1) Show that $f: \mathbb{R}^n \to \mathbb R$ is concave iff 
    $\sum_{i=1}^r t_if(x_i) \le f\left(\sum_{i=1}^r t_ix_i\right)$
for every positive integer r, for all $x_1, \dots, x_r \in \mathbb R^n$, and all $t_1,\dots,t_r \in (0,1)$ with $\sum_{i=1}^r t_i = 1$
2) Use (1) to show that $\prod_{i=1}^r x_i^{t_i} \le \sum_{i=1}^r t_ix_i$
   for all non negative $x_1, \dots, x_r \in \mathbb R$ and all $t_1,\dots,t_r \in (0,1)$ with $\sum_{i=1}^r t_i = 1$
3) Show that the function $f: \mathbb{R}^n \to \mathbb{R}$ is convex iff the set
     $\{(x,r) \in  \mathbb{R}^n \times \mathbb{R}  \mid  f(x) \le r \}$ 
   is convex.
 A: For part 1), try induction on $r$. For 2), think about log.

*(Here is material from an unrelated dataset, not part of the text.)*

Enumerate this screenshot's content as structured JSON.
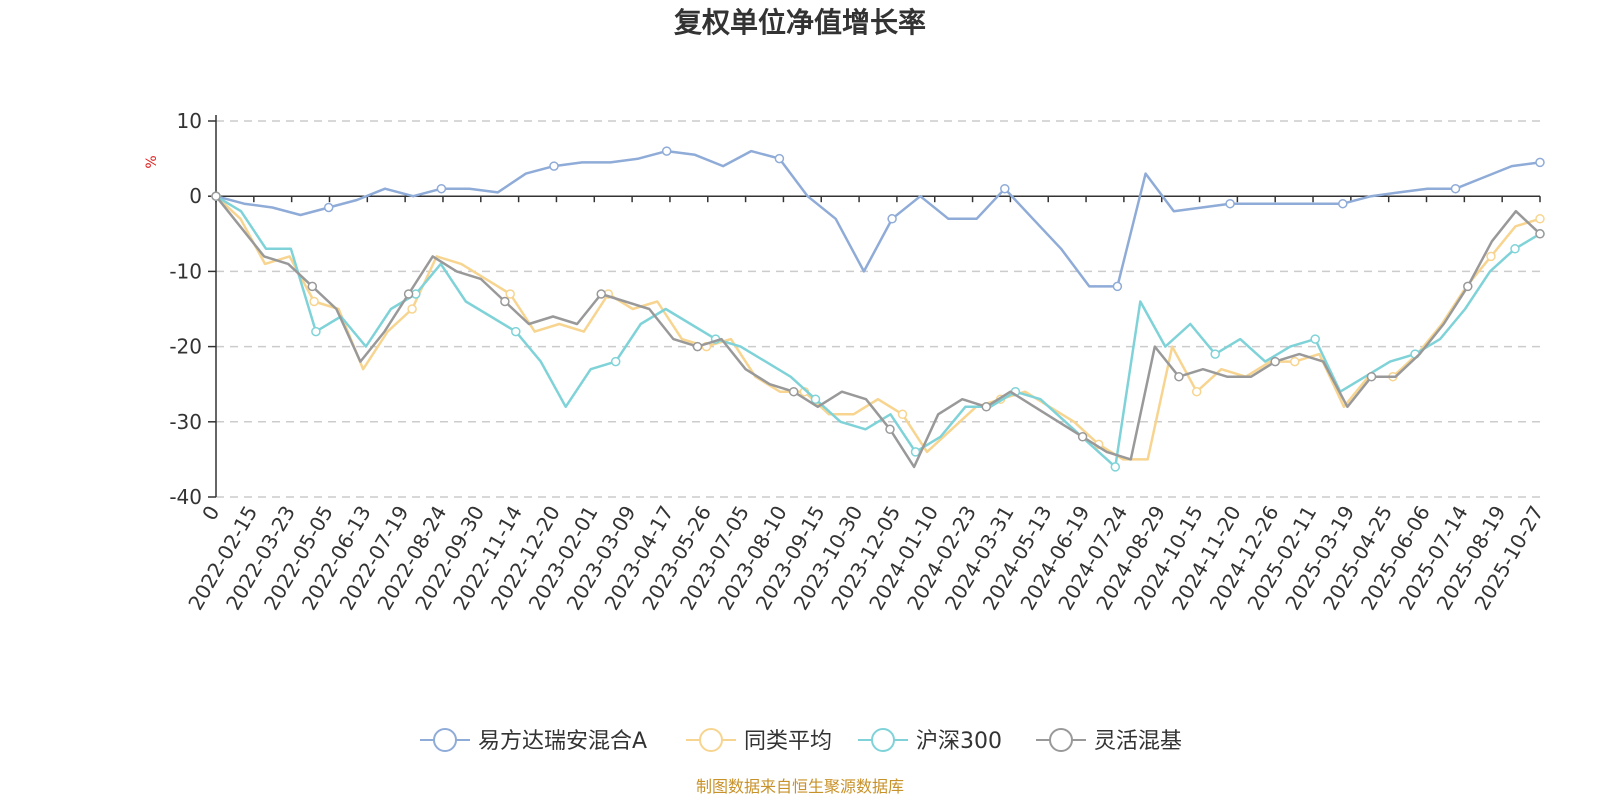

For 3) think about the pairs $(x, f(x)), (y, f(y))$.
I'm being somewhat mysterious because I think these are healthy exercises to solve for oneself.
EDIT:
Hey sorry for the delay. For the first part, the second condition implies concavity so we only need to prove the first condition implies the second. For the base case, this is easy. Suppose it holds for k and pick $x_1, ..., x_k, x_{k+1} \in \mathbb{R}^n $ and $t_1, ..., t_{k+1} \in (0, 1)$ such that $\sum\limits_{i=1}^{k+1} t_i=1$. Now, let $x'_k=\frac{t_kx_k+t_{k+1}x_{k+1}}{t_k+t_{k+1}}$ and $t'_k= t_k+t_{k+1}$. Then $\sum\limits_{i=1}^{k-1} t_i + t'_k=1$ and by inductive assumption we therefore have $t'_kf(x'_k)+\sum\limits_{i=1}^{k-1} t_if(x_i)$ $ \leq f( t'_kx'_k+\sum\limits_{i=1}^{k-1} t_ix_i)=f(\sum\limits_{i=1}^{k+1} t_ix_i)$. To finish up, we need to show that $t_kf(x_k)+t_{k+1}f(x_{k+1}) \leq t'_kf(x'_k)$. Now, $0<t_k+t_{k+1}<1$ so there is some $r \in \mathbb{R}$ so that $rt_k+rt_{k+1}=1$. Then by the base case, $rt_kf(x_k)+rt_{k+1}f(x_{k+1}) \leq f(rt_kx_k+rt_{k+1}x_{k+1})=f(rt'_kx'_k)=f(x'_k)$. But by definition, $r= \frac{1}{t_k+t_{k+1}}$ and so dividing by $r$, this gives what we want.